In ophthalmology, the most important patient-centred outcome measure is visual disability. Visual disability is the reason for performing cataract surgery, world wide the most common operation performed, and visual disability is a consequence of many ophthalmic diseases. Accordingly, there are many visual disability questionnaires e.g.: the Visual Activities Questionnaire (VAQ) [43], the Activities of Daily Vision Scale (ADVS) questionnaire [44], the VF-14 [45], the VDA [35], the National-Eye Institute Visual Functioning Questionnaire (NEI-VFQ)[46] and the Catquest questionnaire [47]. These questionnaires are widely used in different part of the world, for instance Catquest is widely used in Europe, the VF-14 in North America, and the VDA in Australia. While these questionnaires all measure the same concept, and have many of the same items, their scores cannot be simply compared. However, Rasch analysis provides a mechanism to equate scores from different questionnaires. Since all these questionnaires measure the same underlying trait, visual disability, they can all be modelled on the same latent variable. Massof has made an important first step in equating visual disability questionnaires implementing the ADVS, VAQ, VF-14 and the NEI-VFQ on a large population, conducting Rasch analysis and providing equations for conversion of summary scores to Rasch scores and conversion between questionnaires [48]. While Rasch analysis is in itself fairly simple, its application is somewhat specialized. Massof's equations provide a mechanism to gain the benefits of Rasch scaling without having to perform Rasch analysis.

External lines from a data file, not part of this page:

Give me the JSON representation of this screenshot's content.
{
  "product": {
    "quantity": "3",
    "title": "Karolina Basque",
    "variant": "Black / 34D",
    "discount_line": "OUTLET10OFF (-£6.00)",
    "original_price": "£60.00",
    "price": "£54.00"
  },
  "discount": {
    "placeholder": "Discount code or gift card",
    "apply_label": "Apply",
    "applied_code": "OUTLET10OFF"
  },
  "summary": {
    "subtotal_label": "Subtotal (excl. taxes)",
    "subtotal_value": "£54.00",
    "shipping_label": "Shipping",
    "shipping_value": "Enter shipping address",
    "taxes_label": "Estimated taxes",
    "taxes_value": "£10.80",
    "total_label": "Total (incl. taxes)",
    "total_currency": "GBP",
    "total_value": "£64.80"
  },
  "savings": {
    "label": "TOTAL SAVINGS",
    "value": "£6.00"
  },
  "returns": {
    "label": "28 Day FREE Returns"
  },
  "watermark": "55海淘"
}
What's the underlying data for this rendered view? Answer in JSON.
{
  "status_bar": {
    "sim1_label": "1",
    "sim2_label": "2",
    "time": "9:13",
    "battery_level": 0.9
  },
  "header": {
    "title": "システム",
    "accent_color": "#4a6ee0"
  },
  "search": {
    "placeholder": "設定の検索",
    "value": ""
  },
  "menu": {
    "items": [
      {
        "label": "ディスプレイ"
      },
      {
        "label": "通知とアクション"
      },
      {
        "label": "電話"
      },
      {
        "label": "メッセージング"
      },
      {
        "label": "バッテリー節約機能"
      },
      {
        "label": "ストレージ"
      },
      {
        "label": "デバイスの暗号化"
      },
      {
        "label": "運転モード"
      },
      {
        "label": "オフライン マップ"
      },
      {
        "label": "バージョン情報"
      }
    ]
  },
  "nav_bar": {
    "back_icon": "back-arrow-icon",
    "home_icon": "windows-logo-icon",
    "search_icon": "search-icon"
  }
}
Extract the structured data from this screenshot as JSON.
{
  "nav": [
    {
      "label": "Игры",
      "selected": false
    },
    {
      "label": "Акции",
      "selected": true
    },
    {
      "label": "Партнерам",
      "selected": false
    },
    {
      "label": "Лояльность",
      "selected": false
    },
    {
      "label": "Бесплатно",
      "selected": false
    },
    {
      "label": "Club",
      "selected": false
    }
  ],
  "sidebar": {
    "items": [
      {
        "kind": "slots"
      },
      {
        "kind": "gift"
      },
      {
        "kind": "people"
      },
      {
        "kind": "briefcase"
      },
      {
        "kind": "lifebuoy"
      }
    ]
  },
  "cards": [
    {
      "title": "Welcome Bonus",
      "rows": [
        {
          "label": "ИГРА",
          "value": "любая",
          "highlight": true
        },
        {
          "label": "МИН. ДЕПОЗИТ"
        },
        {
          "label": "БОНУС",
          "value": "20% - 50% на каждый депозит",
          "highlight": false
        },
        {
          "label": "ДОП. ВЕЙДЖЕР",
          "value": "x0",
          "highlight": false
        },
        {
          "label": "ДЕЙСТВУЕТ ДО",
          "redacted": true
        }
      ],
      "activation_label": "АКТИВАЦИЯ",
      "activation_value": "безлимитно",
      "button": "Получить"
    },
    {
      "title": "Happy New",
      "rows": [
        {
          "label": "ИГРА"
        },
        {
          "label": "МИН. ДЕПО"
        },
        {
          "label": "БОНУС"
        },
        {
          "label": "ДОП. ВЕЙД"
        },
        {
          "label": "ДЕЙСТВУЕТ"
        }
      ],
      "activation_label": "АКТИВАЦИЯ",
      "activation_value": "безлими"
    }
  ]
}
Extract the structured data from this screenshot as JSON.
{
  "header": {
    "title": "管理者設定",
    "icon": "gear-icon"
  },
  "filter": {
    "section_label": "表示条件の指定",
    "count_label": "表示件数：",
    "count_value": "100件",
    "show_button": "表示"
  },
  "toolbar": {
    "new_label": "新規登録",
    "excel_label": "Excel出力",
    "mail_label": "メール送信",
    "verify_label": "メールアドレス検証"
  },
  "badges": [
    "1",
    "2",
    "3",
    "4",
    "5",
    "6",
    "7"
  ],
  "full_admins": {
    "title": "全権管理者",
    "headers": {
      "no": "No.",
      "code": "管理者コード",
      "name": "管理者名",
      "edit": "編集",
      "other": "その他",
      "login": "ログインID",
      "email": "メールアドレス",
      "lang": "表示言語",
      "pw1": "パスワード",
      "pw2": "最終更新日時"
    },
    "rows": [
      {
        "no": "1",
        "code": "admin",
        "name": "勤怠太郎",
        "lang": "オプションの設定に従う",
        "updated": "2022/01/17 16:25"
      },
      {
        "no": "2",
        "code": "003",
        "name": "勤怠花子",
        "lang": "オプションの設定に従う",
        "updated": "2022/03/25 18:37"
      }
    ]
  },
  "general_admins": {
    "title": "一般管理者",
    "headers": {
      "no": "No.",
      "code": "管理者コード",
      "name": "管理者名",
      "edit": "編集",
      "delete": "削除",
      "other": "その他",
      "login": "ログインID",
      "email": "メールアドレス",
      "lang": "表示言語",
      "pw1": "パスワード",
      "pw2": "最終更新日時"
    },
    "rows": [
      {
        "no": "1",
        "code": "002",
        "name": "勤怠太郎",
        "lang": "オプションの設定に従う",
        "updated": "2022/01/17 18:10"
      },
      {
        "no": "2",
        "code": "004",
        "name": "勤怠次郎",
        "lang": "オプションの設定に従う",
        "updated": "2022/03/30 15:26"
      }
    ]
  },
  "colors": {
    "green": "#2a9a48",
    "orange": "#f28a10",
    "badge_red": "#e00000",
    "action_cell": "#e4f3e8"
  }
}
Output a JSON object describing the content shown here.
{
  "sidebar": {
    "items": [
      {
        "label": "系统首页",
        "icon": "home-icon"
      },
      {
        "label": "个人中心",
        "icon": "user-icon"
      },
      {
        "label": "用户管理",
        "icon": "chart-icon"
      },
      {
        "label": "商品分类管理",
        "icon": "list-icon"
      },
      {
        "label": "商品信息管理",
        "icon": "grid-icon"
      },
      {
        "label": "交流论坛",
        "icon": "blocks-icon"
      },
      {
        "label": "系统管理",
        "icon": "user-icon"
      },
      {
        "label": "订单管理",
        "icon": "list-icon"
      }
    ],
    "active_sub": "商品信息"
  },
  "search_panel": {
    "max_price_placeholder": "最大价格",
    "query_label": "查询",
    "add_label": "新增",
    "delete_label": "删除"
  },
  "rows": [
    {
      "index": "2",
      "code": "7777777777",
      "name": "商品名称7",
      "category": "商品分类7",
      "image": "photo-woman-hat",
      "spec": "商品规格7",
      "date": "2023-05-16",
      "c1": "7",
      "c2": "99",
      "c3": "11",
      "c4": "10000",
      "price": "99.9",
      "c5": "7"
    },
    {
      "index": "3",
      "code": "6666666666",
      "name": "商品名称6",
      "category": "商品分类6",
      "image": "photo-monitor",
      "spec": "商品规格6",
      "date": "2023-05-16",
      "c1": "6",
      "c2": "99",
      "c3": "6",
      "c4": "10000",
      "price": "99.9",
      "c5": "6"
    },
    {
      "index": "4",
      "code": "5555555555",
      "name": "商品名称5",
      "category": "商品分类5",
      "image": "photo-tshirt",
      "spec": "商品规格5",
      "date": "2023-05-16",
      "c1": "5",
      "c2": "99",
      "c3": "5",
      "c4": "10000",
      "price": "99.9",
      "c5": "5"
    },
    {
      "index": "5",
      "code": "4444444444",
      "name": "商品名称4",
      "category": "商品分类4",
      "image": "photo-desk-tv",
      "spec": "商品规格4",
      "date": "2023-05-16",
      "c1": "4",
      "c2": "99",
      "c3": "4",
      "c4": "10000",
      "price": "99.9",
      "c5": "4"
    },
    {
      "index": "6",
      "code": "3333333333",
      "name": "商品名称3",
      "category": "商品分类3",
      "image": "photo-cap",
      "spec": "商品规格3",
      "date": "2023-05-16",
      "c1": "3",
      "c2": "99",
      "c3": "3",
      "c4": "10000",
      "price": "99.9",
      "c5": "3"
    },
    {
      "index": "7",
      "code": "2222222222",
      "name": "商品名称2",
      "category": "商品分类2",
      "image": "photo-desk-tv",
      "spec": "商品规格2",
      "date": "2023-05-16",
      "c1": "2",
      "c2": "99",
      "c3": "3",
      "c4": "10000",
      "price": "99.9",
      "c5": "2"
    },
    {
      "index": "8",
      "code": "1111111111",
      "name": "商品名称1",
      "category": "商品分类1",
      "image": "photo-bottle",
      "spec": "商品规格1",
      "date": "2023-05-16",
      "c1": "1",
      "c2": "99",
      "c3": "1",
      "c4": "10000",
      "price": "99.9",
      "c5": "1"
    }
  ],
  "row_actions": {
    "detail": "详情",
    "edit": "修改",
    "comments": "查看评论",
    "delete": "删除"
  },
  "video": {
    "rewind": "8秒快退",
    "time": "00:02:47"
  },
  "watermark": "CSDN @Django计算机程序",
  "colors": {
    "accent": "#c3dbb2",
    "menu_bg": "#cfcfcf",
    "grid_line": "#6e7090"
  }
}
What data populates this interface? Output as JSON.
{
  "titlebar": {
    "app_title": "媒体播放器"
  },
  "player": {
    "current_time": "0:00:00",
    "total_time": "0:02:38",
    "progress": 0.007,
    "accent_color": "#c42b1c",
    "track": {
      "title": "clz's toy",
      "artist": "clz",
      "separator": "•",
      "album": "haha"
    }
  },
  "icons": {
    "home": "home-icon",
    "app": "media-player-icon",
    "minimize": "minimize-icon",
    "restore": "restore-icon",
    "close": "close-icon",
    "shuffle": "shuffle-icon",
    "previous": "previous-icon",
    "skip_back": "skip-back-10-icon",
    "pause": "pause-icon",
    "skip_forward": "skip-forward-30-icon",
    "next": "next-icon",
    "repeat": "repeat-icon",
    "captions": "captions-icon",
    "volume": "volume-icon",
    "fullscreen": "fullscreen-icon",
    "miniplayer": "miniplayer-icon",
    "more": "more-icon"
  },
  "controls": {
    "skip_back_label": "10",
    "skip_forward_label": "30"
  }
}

Today, the outcomes researcher is faced with many different published questionnaires to choose from; some summary scored, others Rasch scaled. A major recent review by De Boer et al has attempted to make sense of this choice by systematically classifying questionnaires by the quality of their development and validation [49]. Notably, de Boer et al included Rasch scaling as a point of differentiation. A logical extension of this would be to rate highest questionnaires developed using Rasch analysis, followed by those conventionally developed and re-engineered using Rasch analysis and then those simply re-scored using Rasch analysis. There seems to be little advantage in using non-Rasch scaled questionnaires given this will increase noise and therefore reduce statistical power. Despite this, summary scored questionnaires remain popular [50], perhaps due to the simplicity of their scoring. But, many questionnaire developers, and other researchers, provide simple Rasch scale conversion obviating the need for questionnaire users to perform Rasch analysis [22, 23, 48]. This simple step would have added significant value to the paper by Owen et al published in this edition of BMC Ophthalmology [50]. Hopefully, others will agree that the time has come to abandon summary scoring. Lets just hope that Max Planck's pessimism about scientific change: "a new scientific truth does not triumph by convincing its opponents and making them see the light, but rather because its opponents eventually die, and a new generation grows up that is familiar with it" does not hold true for the Rasch analysis paradigm shift.